The taste of success

But despite the liquor laws, Springthorpe says in their first year, Brassneck has been selling “hundreds of growlers” every day and the tasting room is busy almost every night.

“We’ve been working our balls off,” he says with a laugh. “Today we’re releasing our 50th beer. It’s not our 50th brew, it’s actually our 50th different style of beer. It’s been really exciting.”

Parallel 49’s 50-person tasting room has been such a success that they’re looking to expand the current space and are even considering at a door man to help control the steady flow of their business.

“We had no idea it would be this busy,” says With. Parallel 49 recently reached a milestone with its 1,000th brew (each brew is 2,500 litres).

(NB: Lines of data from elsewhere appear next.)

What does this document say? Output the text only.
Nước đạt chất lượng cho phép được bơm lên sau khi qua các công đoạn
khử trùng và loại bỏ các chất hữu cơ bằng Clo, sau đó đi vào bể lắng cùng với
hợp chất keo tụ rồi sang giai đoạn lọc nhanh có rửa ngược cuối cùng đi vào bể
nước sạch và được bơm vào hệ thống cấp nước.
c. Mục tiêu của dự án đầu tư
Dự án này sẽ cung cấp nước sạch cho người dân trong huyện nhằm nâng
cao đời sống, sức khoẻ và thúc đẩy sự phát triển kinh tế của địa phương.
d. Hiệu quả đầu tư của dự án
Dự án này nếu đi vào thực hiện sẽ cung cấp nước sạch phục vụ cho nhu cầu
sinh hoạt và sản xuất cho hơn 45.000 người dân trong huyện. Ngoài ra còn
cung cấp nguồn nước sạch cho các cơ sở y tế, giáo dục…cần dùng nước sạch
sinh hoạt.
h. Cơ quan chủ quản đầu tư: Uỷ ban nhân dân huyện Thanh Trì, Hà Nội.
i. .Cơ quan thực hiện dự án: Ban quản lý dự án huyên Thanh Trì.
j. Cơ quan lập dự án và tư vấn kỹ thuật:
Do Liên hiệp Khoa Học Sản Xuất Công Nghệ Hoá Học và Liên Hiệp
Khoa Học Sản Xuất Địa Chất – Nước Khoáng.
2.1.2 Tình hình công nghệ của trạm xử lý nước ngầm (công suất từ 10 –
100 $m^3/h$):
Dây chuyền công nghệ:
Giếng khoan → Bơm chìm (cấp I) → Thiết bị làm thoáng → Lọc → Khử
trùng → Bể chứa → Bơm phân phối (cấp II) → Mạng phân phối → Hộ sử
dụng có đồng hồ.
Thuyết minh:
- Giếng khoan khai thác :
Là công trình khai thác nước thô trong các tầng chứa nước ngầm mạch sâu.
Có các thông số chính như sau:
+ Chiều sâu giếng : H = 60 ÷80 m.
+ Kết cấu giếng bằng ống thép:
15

“Two years ago, we just started making the best, most interesting beer we could and it just grew. I think Craft Beer Week had something to do with that.”

Opening eyes

This year’s VCBW theme is hip hop. Bjerrisgaard, who is an admitted “hip-hop head from the 90s,” says the more than 20 events during the week are about opening people’s eyes to new types of beer.

“We want to have fun and we also want to bring craft beer to a new community every year – this year, we thought why not see if we can grab the hip hop heads and get them swill,” he says. “And if we can do that with different scenes every year and make Vancouver a universally loving craft beer town, we’ve done our job.”

The wild, wild west

So what sets Vancouver apart from other craft-beer hubs like Portland or Seattle?

“I think in some senses we’re more exciting because we are immature,” Bjerrisgaard speculates. “Portland is exciting for Vancouverites because we go down there and there’s so much maturity to that scene and there’s amazing stuff happening all the time.

“Up here, it’s exciting because it’s the wild, wild west,” he continues. “You have a pretty established hierarchy and set of rules to play by in Portland. Here, that’s not so much set. There is some old guard, but you can come in and be a Parallel 49 and turn everything on its head, forcing everybody to rethink the beer scene.”

But despite his loyalty to the alternative beer scene, Bjerrisgard says he’s not above the mainstream product.

“I actually drank a PBR the other day,” he admits.

VCBW’s social media coordinator Leah Poulton nods her head.

“I’ve seen him,” she says, laughing. “I’ve seen him drink that beer.”

“I love craft beer and think it’s a superior product,” Bjerrisgard explains. “But do I get so worked up that I’ll turn down a PBR? No way, I like beer. I’m a beer fan. It’s beer…nobody’s curing cancer here.”